11.07.2025

Le licenciement pour inaptitude et date de renonciation à la clause de non concurrence ?


Pour rappel une clause de non-concurrence qui interdit au salarié d’exercer certaine activité après la rupture de son contrat de travail, n’est valable que si elle remplit un certain nombre de condition et notamment le versement d’une contrepartie financière au salarié pendant toute la durée d’application de la clause qui doit être limitée dans le temps et dans l’espace.

Si cette possibilité est prévue à la clause, l’employeur peut toutefois se libérer du versement de la contrepartie financière s’il renonce à l’application de ladite clause.

Toutefois à quelle date cette renonciation doit-elle intervenir au plus tard ? ; sachant, que sauf accord des parties, une telle renonciation ne peut intervenir qu’à la condition que cette possibilité soit prévue à la clause.

La Cour de cassation, dans un arrêt du 29/04/2025 apporte une nouvelle illustration quant à la question de la date de renonciation, dans le cadre d’une notification d’une décision de renoncer à la clause après que le salarié a été licencié pour inaptitude.

Dans cette affaire, un salarié a donc été licencié pour inaptitude et impossibilité de reclassement tout en lui précisant qu’il n’effectuerait pas son préavis, le médecin du travail l’ayant déclaré inapte en précisant que son état de santé faisait obstacle à tout reclassement.

Que plusieurs jours après avoir notifié ledit licenciement, l’entreprise a informé ce même salarié qu’il renonçait à lui appliquer la clause de non-concurrence inscrite à son contrat de travail ; la clause dans son contrat de travail prévoyant la possibilité de lever cette clause de non-concurrence dans un délai de 20 jours suivants la notification de la rupture.

Pour la cour d’appel, l’entreprise avait renoncé trop tard à la clause ; ayant constaté que l’employeur avait expressément notifié que le salarié n’effectuerait pas son préavis, l’entreprise aurait dû renoncer à la clause au plus tard à la date de départ effectif du salarié de l’entreprise.

L’entreprise s’est pourvue en cassation ; dans le cadre de sa décision, la cour de cassation rappelle dans un premier temps que dans l’hypothèse d’une rupture du contrat de travail avec dispense ou impossibilité d’exécution du préavis (comme en l’espèce), « la date de départ effectif du salarié est aussi :

Celle à partir de laquelle il est tenu de respecter l’obligation de non-concurrence ;

La date d’exigibilité de la contrepartie financière de la clause de non-concurrence ;

Et la date à compter de laquelle la période de référence pour le calcul de cette indemnité doit être déterminée.

Puis la Cour de cassation rappelle qu’en de licenciement pour inaptitude non professionnelle, le salarié n’exécute pas le préavis.

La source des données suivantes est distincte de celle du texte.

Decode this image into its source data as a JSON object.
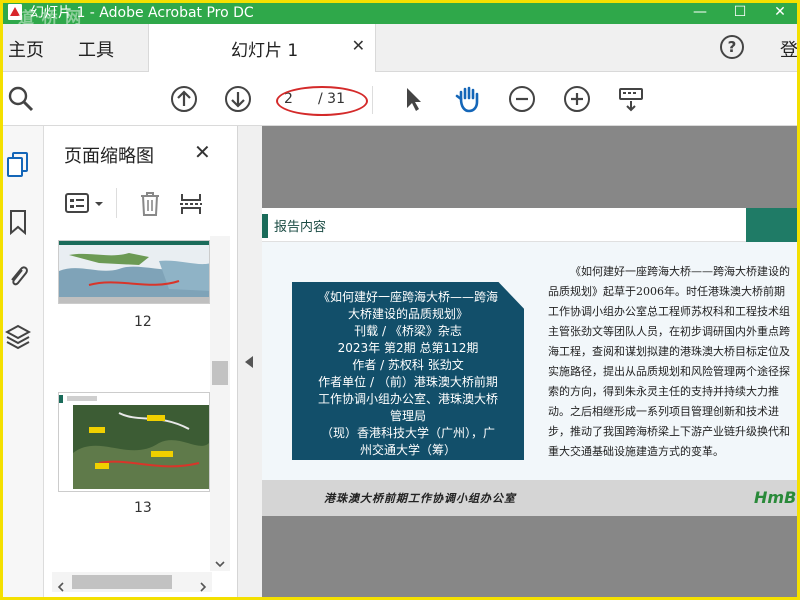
{
  "window": {
    "title": "幻灯片 1 - Adobe Acrobat Pro DC",
    "watermark": "道 桥 网",
    "controls": [
      "—",
      "☐",
      "✕"
    ]
  },
  "tabs": {
    "home": "主页",
    "tools": "工具",
    "document": "幻灯片 1",
    "help": "?",
    "login": "登"
  },
  "toolbar": {
    "page_current": "2",
    "page_total": "/ 31",
    "icons": [
      "search-icon",
      "prev-page-icon",
      "next-page-icon",
      "select-tool-icon",
      "hand-tool-icon",
      "zoom-out-icon",
      "zoom-in-icon",
      "keyboard-tools-icon"
    ],
    "annotation_color": "#d42a2a"
  },
  "sidebar": {
    "panel_title": "页面缩略图",
    "thumbnails": [
      {
        "page": "12"
      },
      {
        "page": "13"
      }
    ],
    "rail_icons": [
      "page-thumbnails-icon",
      "bookmark-icon",
      "attachment-icon",
      "layers-icon"
    ]
  },
  "slide": {
    "section_label": "报告内容",
    "card_lines": [
      "《如何建好一座跨海大桥——跨海",
      "大桥建设的品质规划》",
      "刊载 / 《桥梁》杂志",
      "2023年 第2期 总第112期",
      "作者 / 苏权科 张劲文",
      "作者单位 / （前）港珠澳大桥前期",
      "工作协调小组办公室、港珠澳大桥",
      "管理局",
      "（现）香港科技大学（广州），广",
      "州交通大学（筹）"
    ],
    "description": "《如何建好一座跨海大桥——跨海大桥建设的品质规划》起草于2006年。时任港珠澳大桥前期工作协调小组办公室总工程师苏权科和工程技术组主管张劲文等团队人员，在初步调研国内外重点跨海工程，查阅和谋划拟建的港珠澳大桥目标定位及实施路径，提出从品质规划和风险管理两个途径探索的方向，得到朱永灵主任的支持并持续大力推动。之后相继形成一系列项目管理创新和技术进步，推动了我国跨海桥梁上下游产业链升级换代和重大交通基础设施建造方式的变革。",
    "footer_text": "港珠澳大桥前期工作协调小组办公室",
    "footer_logo": "HmB",
    "colors": {
      "card": "#124f6a",
      "accent": "#1f7b66"
    }
  },
  "theme": {
    "titlebar": "#2fa84a",
    "frame": "#f4e000"
  }
}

En outre la date de notification du licenciement est la date de rupture du contrat de travail (article L1226-4).

Dans ce contexte, et ce point étant rappelé ; la cour de cassation considère alors « qu’en cas de licenciement pour inaptitude et impossibilité de reclassement l’employeur doit renoncer à la clause de non-concurrence au plus tard à la date de départ effectif du salarié – soit la date de notification du licenciement ». Et ce peu important les stipulations de la clause de non- concurrence en matière de délai de renonciation.

Dans ce cadre, la Cour de cassation retient la même règle pour une renonciation à une clause de non-concurrence qui intervient alors que le salarié n’effectue pas son préavis :

Parce qu’il en est dispensé

Ou parce qu’il est dans l’impossibilité de le réaliser (comme en l’espèce en cas d’inaptitude)

Cette décision permet ainsi de ne pas créer de différence de traitement à l’égard d’un salarié qui en raison de son état de santé est dans l’impossibilité de faire son préavis.